YARGITAY KARARI
DAİRE : 14. Hukuk Dairesi
ESAS NO : 2014/1984
KARAR NO : 2014/6216
KARAR TARİHİ : 13.05.2014
MAHKEMESİ : Hatay 3. Asliye Hukuk Mahkemesi
(Tüketici Mahkemesi Sıfatıyla)
TARİHİ : 18/07/2013
NUMARASI : 2011/62-2013/351
Davacı S.. E.. vekili tarafından, davalılar S.. T.. vd. aleyhine 17.02.2011 gününde verilen dilekçe ile tapu iptali ve tescil veya tazminat istenmesi üzerine yapılan muhakeme sonunda; tapu iptali ve tescil isteminin kabulüne, asli müdahilin isteminin reddine dair verilen 18.07.2013 günlü hükmün Yargıtayca, duruşmalı olarak incelenmesi asli müdahil vekili ve davalı M.. E.. İnş. Tic. San. Ltd. Şti. vekili ile duruşmasız olarak davalı S.. T.. vekili tarafından istenilmekle, tayin olunan 13.05.2014 günü için yapılan tebligat üzerine temyiz eden asli müdahil vekili Av. M.. Y.. ile davalı M.Ltd. Şti. vekili Av. C. A. geldi. Açık duruşmaya başlandı. Süresinde olduğu anlaşılan temyiz dilekçesinin kabulüne karar verildikten sonra gelenlerin sözlü açıkalamaları dinlendi, duruşmanın bittiği bildirildi. İş karara bırakıldı. Bilahare dosya ve içerisindeki bütün kağıtlar incelenerek gereği düşünüldü:
KA R A R
Davacı, davalı arsa maliki Salih ile davalı yüklenici M. Ltd. Şti. arasında 20.07.2007 tarihinde yapılan arsa payı karşılığı inşaat sözleşmesi uyarınca davalı yükleniciye bırakılan 15 numaralı bağımsız bölüm meskeni yükleniciden 12.03.2010 tarihli sözleşmeyle 200.000 TL bedelle temlik aldığını, noter ihtarına rağmen tapu kaydının devredilmediğini ileri sürerek taşınmazın adına tescilini veya ödenen 200.000 TL bedelin 12.03.2010 tarihinden itibaren işleyen faiziyle birlikte tahsiline karar verilmesini istemiştir.

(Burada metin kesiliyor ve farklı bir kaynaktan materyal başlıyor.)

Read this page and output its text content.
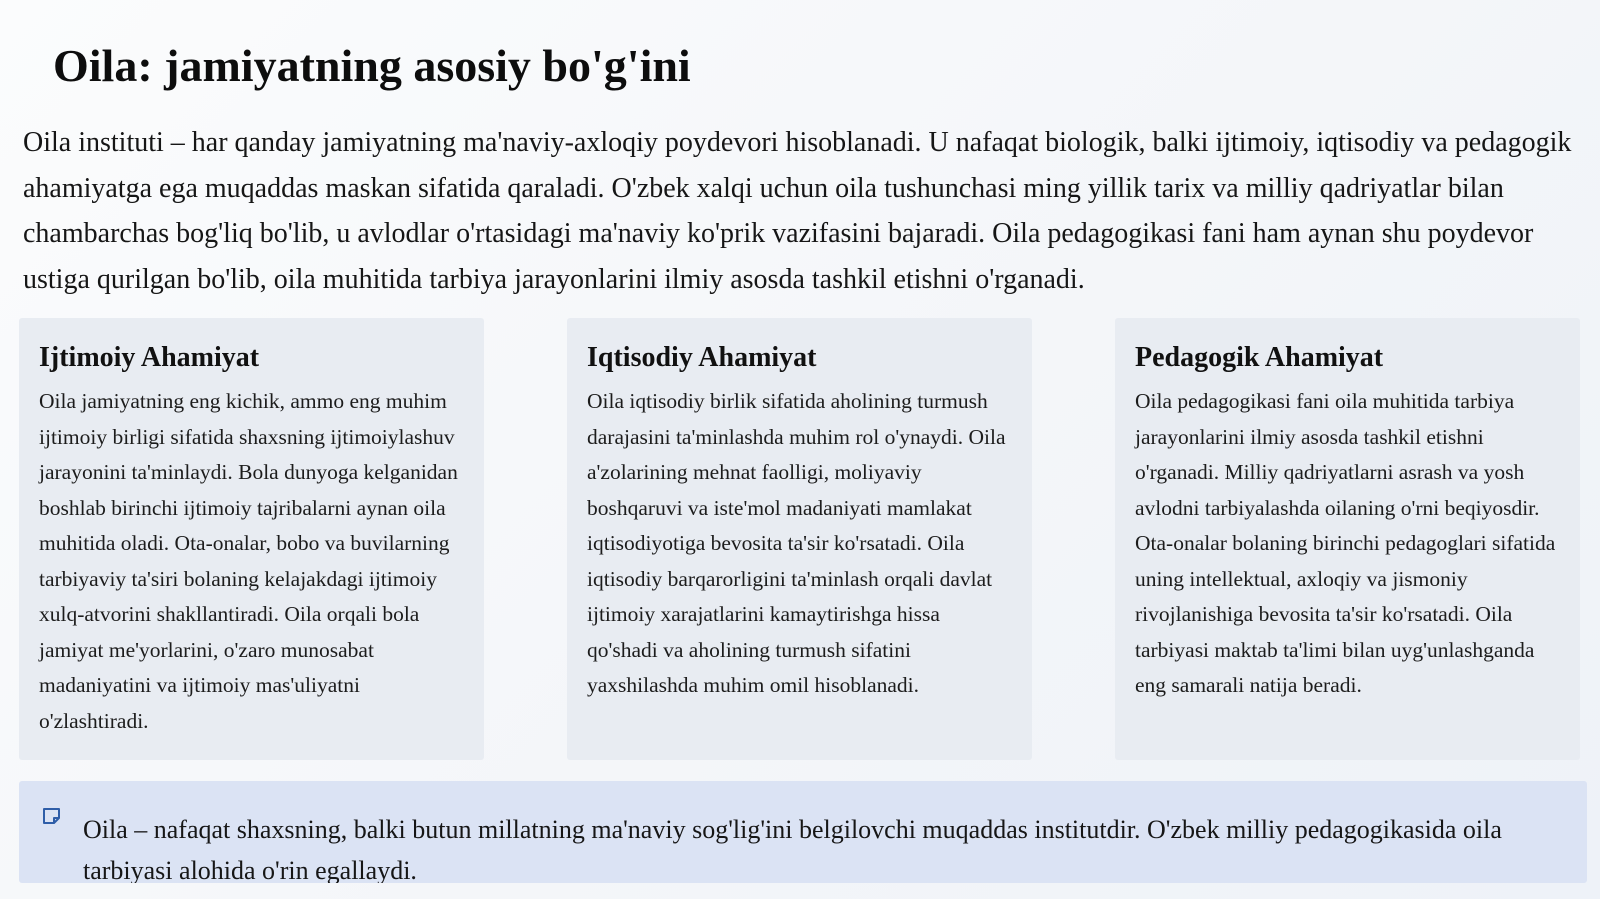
Oila: jamiyatning asosiy bo'g'ini

Oila instituti – har qanday jamiyatning ma'naviy-axloqiy poydevori hisoblanadi. U nafaqat biologik, balki ijtimoiy, iqtisodiy va pedagogik ahamiyatga ega muqaddas maskan sifatida qaraladi. O'zbek xalqi uchun oila tushunchasi ming yillik tarix va milliy qadriyatlar bilan chambarchas bog'liq bo'lib, u avlodlar o'rtasidagi ma'naviy ko'prik vazifasini bajaradi. Oila pedagogikasi fani ham aynan shu poydevor ustiga qurilgan bo'lib, oila muhitida tarbiya jarayonlarini ilmiy asosda tashkil etishni o'rganadi.

Ijtimoiy Ahamiyat

Oila jamiyatning eng kichik, ammo eng muhim ijtimoiy birligi sifatida shaxsning ijtimoiylashuv jarayonini ta'minlaydi. Bola dunyoga kelganidan boshlab birinchi ijtimoiy tajribalarni aynan oila muhitida oladi. Ota-onalar, bobo va buvilarning tarbiyaviy ta'siri bolaning kelajakdagi ijtimoiy xulq-atvorini shakllantiradi. Oila orqali bola jamiyat me'yorlarini, o'zaro munosabat madaniyatini va ijtimoiy mas'uliyatni o'zlashtiradi.

Iqtisodiy Ahamiyat

Oila iqtisodiy birlik sifatida aholining turmush darajasini ta'minlashda muhim rol o'ynaydi. Oila a'zolarining mehnat faolligi, moliyaviy boshqaruvi va iste'mol madaniyati mamlakat iqtisodiyotiga bevosita ta'sir ko'rsatadi. Oila iqtisodiy barqarorligini ta'minlash orqali davlat ijtimoiy xarajatlarini kamaytirishga hissa qo'shadi va aholining turmush sifatini yaxshilashda muhim omil hisoblanadi.

Pedagogik Ahamiyat

Oila pedagogikasi fani oila muhitida tarbiya jarayonlarini ilmiy asosda tashkil etishni o'rganadi. Milliy qadriyatlarni asrash va yosh avlodni tarbiyalashda oilaning o'rni beqiyosdir. Ota-onalar bolaning birinchi pedagoglari sifatida uning intellektual, axloqiy va jismoniy rivojlanishiga bevosita ta'sir ko'rsatadi. Oila tarbiyasi maktab ta'limi bilan uyg'unlashganda eng samarali natija beradi.

Oila – nafaqat shaxsning, balki butun millatning ma'naviy sog'lig'ini belgilovchi muqaddas institutdir. O'zbek milliy pedagogikasida oila tarbiyasi alohida o'rin egallaydi.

Asli müdahil, dava konusu bağımsız bölümü yükleniciden 01.08.2007 günlü sözleşmeyle kaba inşaat olarak temlik alıp eksikliklerini tamamladığını ve taşınmazı 2009 yılından bu yana tasarrufunda bulunduğunu ileri sürerek adına tescilini, 22.02.2013 günlü dilekçesiyle de tescil mümkün olmadığı takdirde ödenen 200.000 TL bedelin 01.08.2007 tarihinden itibaren faiziyle birlikte alınmasını istemiştir.
Davalı yüklenici, dava konusu taşınmazı davacı S.. E..’ten aldığı borç karşılığı teminat olarak verdiğini, taşınmazı asli müdahil Mehmet’e bedeli karşılığı temlik ettiğini; davalı arsa maliki Salih ise, davalı yüklenicinin edimlerini yerine getirmediğini, tarafına husumet yöneltilemeyeceğini belirterek davanın reddini savunmuşlardır.

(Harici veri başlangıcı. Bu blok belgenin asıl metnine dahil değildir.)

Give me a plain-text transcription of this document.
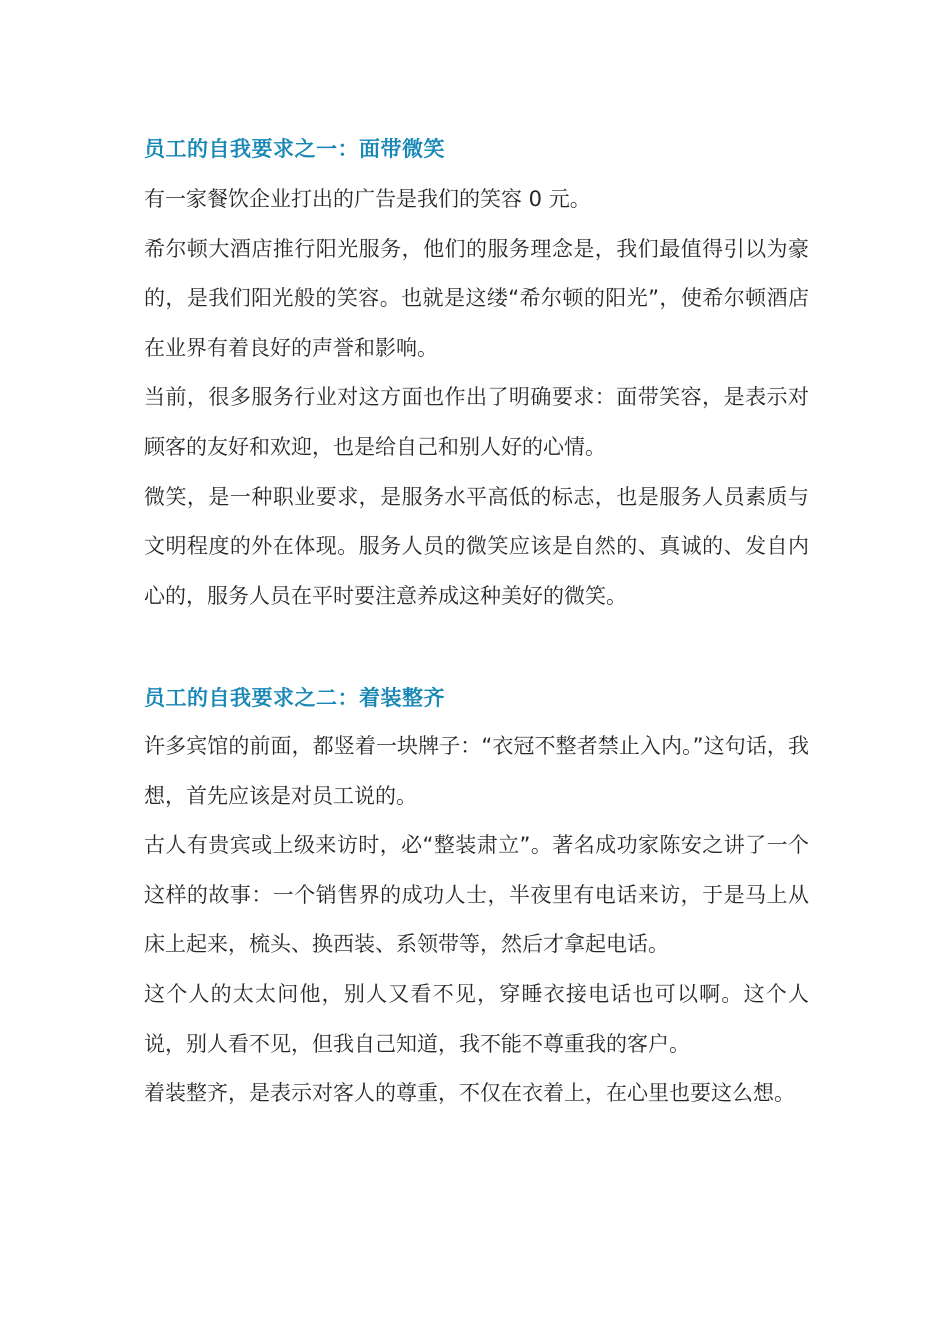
员工的自我要求之一：面带微笑

有一家餐饮企业打出的广告是我们的笑容 0 元。

希尔顿大酒店推行阳光服务，他们的服务理念是，我们最值得引以为豪的，是我们阳光般的笑容。也就是这缕“希尔顿的阳光”，使希尔顿酒店在业界有着良好的声誉和影响。

当前，很多服务行业对这方面也作出了明确要求：面带笑容，是表示对顾客的友好和欢迎，也是给自己和别人好的心情。

微笑，是一种职业要求，是服务水平高低的标志，也是服务人员素质与文明程度的外在体现。服务人员的微笑应该是自然的、真诚的、发自内心的，服务人员在平时要注意养成这种美好的微笑。

员工的自我要求之二：着装整齐

许多宾馆的前面，都竖着一块牌子：“衣冠不整者禁止入内。”这句话，我想，首先应该是对员工说的。

古人有贵宾或上级来访时，必“整装肃立”。著名成功家陈安之讲了一个这样的故事：一个销售界的成功人士，半夜里有电话来访，于是马上从床上起来，梳头、换西装、系领带等，然后才拿起电话。

这个人的太太问他，别人又看不见，穿睡衣接电话也可以啊。这个人说，别人看不见，但我自己知道，我不能不尊重我的客户。

着装整齐，是表示对客人的尊重，不仅在衣着上，在心里也要这么想。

Mahkemece, davanın kabulü ile taşınmazın davacı adına tesciline karar verilmiştir.
Hükmü, arsa maliki, yüklenici ve asli müdahil vekilleri temyiz etmiştir.

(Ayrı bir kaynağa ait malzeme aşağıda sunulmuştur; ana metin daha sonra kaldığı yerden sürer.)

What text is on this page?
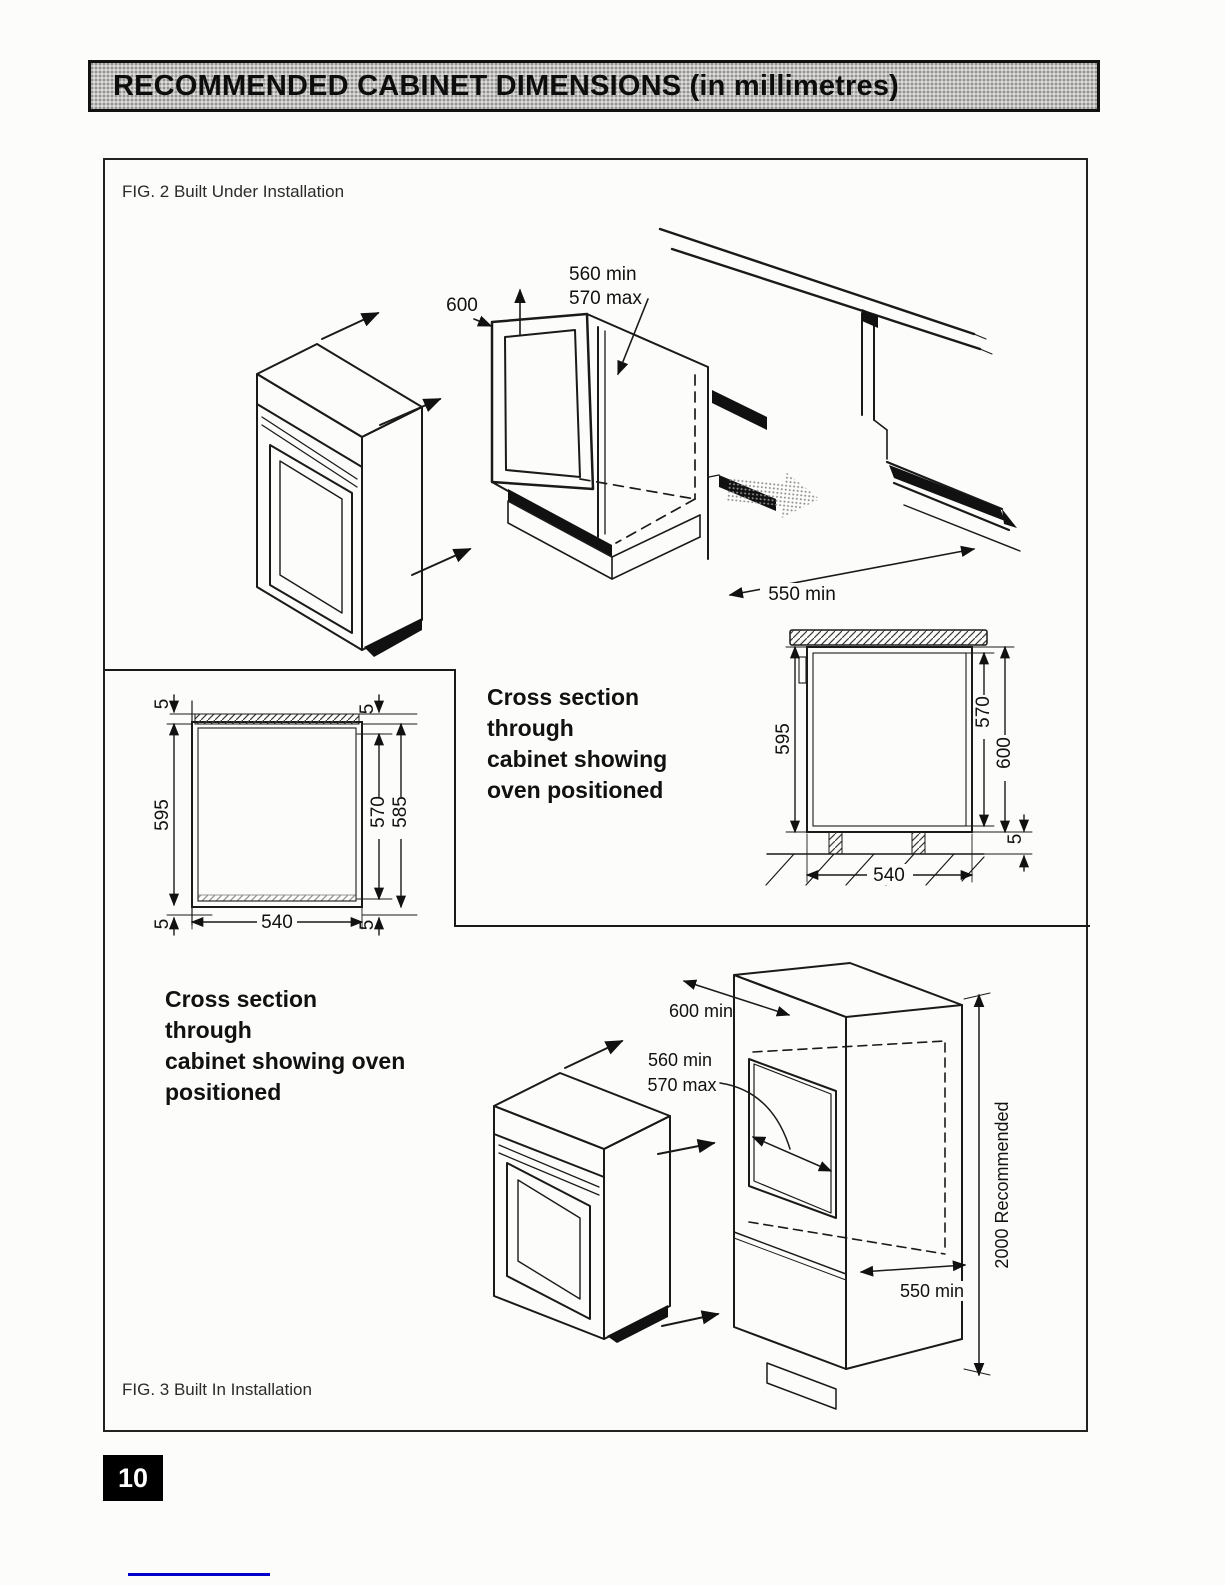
RECOMMENDED CABINET DIMENSIONS (in millimetres)
FIG. 2 Built Under Installation
600
560 min
570 max
550 min
5
595
5
5
570 585
5
540
Cross section
through
cabinet showing
oven positioned
595
570
600
5
540
Cross section
through
cabinet showing oven
positioned
600 min
560 min
570 max
550 min
2000 Recommended
FIG. 3 Built In Installation
10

1-Yapılan yargılamaya, toplanan deliller ve tüm dosya içeriğine göre davalı yüklenici M.. E.. Ltd. Şti. vekili ile asli müdahil Mehmet vekilinin temyiz itirazları yerinde görülmemiş, reddi gerekmiştir.
2-Davalı arsa maliki vekilinin temyiz itirazlarına gelince;
Dava, arsa sahibi ile yüklenici arasındaki arsa payı karşılığı inşaat sözleşmesi uyarınca yükleniciye bırakılması kararlaştırılan bağımsız bölümün temlik alındığı iddiasına dayalı tapu iptali ve tescil; ikinci kademede alacak istemine ilişkindir.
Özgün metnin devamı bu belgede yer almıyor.